Tout son univers à venir était là : une silhouette de femme sur une grève, entre ciel et terre, entre rêve et réalité.

Cinéaste d'un autre temps (d'une autre dimension devrait-on dire), Rollin aura pourtant tourné - et écrit- jusqu'en 2010. En septembre dernier, il présentait son dernier film, Le Masque de la Méduse à la Cinémathèque Française. Cinquante deux ans de carrière d'une oeuvre dense et cohérente, à la fois impressionnante par son souci de rester à tout prix sur le même terrain de jeu imaginaire, et parfois frustrante, pour les mêmes raison. La marque des grands artistes est de savoir avec l'âge s'ouvrir au monde en gagnant  en limpidité et en assurance. Rollin lui se sera obstiné sans jamais rien abandonné à quiconque mais sans vraiment parvenir non plus à élargir son imaginaire. Il resta ainsi fidèle à la plupart de ses lieux de tournage sans et cette plage de Pourville sera arpentée tout au long de sa filmographie.

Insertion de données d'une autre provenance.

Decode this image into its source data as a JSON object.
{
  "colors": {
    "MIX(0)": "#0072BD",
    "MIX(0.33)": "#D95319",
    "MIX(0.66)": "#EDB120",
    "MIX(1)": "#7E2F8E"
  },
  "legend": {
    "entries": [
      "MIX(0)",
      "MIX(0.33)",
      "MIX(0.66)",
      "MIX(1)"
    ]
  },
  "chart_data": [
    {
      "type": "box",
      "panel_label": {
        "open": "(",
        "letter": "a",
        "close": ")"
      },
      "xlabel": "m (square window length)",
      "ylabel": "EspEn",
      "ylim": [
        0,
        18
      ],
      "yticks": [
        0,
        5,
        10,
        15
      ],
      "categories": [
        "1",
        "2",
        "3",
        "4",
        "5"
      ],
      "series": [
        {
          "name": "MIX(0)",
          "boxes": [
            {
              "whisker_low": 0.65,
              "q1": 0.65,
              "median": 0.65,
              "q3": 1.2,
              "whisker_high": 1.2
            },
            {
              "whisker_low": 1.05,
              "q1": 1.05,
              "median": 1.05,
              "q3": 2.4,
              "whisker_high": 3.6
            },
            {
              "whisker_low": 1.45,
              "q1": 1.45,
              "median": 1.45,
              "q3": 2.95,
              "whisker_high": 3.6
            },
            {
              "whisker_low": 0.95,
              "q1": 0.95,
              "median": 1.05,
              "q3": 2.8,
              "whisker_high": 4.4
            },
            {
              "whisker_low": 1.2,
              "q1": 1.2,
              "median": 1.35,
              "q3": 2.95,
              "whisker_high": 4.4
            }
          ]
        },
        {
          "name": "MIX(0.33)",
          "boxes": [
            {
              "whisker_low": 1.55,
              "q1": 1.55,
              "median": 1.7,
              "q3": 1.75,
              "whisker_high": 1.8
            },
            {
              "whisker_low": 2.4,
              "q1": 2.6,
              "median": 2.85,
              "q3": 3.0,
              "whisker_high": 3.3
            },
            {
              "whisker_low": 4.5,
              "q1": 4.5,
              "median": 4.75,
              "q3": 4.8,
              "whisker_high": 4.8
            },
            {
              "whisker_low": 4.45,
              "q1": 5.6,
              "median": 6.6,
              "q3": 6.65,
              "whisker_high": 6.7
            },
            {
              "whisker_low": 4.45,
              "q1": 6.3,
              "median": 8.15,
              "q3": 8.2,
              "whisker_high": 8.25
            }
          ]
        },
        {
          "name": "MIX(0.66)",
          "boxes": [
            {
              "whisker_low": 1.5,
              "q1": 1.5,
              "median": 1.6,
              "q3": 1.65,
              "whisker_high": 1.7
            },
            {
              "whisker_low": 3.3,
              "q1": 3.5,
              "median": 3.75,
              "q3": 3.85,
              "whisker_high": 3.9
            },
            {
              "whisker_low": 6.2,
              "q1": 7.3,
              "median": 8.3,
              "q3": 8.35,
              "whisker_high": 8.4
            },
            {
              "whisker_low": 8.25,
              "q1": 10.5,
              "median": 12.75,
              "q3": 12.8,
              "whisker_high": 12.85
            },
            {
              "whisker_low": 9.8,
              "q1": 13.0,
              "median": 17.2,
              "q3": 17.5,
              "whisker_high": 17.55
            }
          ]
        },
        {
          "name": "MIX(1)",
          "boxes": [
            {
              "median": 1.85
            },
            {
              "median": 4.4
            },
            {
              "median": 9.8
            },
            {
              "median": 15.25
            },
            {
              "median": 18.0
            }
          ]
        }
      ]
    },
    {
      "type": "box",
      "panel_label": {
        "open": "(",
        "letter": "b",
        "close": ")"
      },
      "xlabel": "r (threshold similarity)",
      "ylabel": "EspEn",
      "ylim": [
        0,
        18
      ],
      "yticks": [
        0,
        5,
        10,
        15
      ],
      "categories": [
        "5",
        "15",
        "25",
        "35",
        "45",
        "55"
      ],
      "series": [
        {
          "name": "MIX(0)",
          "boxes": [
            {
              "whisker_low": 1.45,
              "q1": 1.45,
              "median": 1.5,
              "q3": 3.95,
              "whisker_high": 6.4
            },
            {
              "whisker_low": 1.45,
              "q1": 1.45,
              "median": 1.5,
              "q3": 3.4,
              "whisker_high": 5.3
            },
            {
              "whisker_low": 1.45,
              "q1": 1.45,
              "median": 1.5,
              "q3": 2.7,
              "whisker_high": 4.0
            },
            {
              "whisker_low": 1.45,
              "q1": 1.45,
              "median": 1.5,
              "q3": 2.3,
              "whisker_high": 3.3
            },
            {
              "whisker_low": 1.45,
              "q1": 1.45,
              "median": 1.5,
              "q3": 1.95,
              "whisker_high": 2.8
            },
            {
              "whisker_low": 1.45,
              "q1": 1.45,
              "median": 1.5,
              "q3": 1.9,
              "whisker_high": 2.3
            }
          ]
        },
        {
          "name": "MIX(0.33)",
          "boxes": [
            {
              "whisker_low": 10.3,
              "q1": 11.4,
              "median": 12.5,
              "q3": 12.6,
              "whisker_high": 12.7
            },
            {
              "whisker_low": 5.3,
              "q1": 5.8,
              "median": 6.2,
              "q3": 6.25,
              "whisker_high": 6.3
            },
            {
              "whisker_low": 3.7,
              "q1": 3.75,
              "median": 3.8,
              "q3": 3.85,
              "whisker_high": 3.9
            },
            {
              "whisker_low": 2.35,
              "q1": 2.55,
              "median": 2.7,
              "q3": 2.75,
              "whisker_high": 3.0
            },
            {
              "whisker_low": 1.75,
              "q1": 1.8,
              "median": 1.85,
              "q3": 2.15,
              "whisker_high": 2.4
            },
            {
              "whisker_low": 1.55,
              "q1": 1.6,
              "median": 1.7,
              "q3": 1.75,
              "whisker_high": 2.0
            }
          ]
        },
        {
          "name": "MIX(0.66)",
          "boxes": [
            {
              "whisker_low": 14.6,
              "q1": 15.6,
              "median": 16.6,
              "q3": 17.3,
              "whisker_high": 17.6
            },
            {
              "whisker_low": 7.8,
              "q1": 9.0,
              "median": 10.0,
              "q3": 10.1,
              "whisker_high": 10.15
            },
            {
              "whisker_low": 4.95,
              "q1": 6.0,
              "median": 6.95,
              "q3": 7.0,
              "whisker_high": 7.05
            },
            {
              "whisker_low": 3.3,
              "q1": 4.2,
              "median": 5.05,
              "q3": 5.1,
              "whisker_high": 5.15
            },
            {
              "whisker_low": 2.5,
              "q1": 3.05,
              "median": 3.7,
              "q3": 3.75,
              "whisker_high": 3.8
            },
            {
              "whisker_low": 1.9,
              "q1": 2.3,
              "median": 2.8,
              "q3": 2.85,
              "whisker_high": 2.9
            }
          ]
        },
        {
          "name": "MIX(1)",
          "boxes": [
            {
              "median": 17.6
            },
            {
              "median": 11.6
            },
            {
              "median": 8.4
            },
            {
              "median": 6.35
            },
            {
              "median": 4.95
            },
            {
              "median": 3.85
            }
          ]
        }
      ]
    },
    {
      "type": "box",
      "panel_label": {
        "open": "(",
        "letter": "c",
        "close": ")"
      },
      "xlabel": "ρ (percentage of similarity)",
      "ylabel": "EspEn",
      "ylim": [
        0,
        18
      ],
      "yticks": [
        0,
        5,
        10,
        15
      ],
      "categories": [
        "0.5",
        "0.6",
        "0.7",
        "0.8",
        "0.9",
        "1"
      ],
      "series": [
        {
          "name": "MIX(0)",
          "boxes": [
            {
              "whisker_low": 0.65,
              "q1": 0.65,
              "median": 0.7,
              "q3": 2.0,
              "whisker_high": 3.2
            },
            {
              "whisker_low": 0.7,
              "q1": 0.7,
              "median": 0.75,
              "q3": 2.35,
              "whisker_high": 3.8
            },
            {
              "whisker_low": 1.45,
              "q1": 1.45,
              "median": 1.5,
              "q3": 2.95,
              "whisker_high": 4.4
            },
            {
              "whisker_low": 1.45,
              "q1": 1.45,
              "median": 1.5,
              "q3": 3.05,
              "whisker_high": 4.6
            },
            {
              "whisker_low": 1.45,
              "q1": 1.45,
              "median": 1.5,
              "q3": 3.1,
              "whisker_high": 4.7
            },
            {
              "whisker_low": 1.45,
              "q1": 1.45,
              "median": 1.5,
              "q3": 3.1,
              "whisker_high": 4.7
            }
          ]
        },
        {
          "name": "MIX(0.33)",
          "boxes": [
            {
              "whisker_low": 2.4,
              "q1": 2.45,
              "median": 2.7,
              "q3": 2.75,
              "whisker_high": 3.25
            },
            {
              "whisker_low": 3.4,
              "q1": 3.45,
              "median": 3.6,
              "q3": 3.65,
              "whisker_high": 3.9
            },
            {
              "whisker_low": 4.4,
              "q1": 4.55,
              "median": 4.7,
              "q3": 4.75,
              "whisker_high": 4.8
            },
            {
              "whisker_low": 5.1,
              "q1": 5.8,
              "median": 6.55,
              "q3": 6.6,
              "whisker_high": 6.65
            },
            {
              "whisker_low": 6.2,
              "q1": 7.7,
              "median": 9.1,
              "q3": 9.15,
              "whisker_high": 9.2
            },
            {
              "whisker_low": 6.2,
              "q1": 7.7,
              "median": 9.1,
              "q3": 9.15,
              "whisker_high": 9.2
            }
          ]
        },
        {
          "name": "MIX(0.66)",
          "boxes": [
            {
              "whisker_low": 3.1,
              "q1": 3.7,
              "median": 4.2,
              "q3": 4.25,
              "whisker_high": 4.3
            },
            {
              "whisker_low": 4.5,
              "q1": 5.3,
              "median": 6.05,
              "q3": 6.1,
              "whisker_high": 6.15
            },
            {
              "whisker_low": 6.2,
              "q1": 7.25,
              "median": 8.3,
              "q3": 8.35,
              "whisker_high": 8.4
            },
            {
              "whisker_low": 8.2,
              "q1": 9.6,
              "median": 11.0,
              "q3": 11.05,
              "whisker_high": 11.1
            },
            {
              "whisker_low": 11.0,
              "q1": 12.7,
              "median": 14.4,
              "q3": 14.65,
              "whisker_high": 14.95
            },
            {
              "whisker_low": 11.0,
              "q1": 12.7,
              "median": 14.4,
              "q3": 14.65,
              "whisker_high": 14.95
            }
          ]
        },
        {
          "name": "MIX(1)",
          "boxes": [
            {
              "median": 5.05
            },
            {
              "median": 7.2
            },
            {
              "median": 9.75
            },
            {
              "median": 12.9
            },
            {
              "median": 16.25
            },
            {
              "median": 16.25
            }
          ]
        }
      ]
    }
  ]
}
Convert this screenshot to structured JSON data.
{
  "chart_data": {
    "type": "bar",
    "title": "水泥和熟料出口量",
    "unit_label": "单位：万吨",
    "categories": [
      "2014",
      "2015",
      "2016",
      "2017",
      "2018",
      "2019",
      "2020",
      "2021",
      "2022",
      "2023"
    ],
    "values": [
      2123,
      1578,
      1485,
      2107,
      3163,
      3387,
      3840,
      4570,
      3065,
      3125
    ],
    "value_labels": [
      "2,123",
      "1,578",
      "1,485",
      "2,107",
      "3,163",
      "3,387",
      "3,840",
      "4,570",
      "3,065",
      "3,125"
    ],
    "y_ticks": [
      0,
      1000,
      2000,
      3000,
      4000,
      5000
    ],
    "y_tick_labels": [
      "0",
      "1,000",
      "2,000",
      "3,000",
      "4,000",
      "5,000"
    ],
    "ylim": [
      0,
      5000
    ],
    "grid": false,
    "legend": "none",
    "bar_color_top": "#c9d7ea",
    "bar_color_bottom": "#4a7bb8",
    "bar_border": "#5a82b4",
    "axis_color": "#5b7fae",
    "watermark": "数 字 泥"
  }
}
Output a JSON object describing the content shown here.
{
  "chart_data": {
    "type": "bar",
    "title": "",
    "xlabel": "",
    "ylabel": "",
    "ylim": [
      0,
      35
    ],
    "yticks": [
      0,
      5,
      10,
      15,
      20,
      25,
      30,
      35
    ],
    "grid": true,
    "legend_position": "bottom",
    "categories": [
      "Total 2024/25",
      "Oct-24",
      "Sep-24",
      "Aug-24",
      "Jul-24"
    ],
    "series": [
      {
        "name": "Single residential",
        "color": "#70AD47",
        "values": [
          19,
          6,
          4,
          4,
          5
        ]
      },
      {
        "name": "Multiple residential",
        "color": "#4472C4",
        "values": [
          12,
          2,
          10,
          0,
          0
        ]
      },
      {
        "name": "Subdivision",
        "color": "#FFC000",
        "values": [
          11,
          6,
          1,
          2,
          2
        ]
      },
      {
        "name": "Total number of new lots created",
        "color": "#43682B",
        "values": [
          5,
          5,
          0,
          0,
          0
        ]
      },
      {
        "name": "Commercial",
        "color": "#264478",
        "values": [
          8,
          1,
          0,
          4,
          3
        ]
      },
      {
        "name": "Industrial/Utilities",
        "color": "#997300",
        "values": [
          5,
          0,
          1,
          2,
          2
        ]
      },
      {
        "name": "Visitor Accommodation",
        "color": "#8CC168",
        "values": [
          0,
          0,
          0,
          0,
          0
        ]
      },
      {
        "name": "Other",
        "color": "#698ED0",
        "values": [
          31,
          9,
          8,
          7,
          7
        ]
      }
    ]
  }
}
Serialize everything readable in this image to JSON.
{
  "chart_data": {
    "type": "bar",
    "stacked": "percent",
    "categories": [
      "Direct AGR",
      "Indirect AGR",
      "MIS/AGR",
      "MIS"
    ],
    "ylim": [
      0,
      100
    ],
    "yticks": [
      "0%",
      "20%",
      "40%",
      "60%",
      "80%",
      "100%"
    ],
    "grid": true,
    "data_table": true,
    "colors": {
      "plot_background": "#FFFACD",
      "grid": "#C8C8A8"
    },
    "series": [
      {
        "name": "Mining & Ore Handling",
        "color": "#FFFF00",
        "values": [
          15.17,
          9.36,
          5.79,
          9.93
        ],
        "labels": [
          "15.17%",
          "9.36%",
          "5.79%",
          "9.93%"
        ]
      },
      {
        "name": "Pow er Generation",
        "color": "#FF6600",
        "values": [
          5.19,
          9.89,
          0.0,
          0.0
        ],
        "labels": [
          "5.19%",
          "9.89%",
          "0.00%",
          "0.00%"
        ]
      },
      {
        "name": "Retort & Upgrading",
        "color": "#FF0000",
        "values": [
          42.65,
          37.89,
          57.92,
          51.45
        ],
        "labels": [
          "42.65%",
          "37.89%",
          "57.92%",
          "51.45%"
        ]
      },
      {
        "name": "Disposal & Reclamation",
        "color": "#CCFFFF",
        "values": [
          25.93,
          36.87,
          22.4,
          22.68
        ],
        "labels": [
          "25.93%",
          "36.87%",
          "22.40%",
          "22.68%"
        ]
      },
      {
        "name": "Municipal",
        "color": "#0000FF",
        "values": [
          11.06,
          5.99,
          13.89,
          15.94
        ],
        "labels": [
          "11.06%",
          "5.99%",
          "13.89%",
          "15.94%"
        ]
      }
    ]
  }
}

Une fois pourtant Rollin aura quitté la France pour aller voir ailleurs, c'était dans PERDUES DANS NEW YORK. Le film commence bien sur cette plage mais se déplace bientôt au gré des rêves de ses héroïnes vers la ville aux grattes ciels géants. L'irruption de ces monolithes tendus vers le ciel apporta verticalité à une oeuvre essentiellement horizontale (la plage, la mer, la grève, les ports). Débarassé de toute intrigue ou presque, ce poème émouvant constitue parmi ce que Rollin a fait de plus impressionnant. Laissant la voix off (celle de Rollin) divaguer au gré des souvenirs, les images forment une narration plus métonymique qu'illustrative. On n'est pas loin de SANS SOLEIL de Chris Marker, autre arpenteur de l'imaginaire, de la mémoire, et de la Planète Terre.



Une créature sur une plage californienne dans Junkopia (Chris Marker)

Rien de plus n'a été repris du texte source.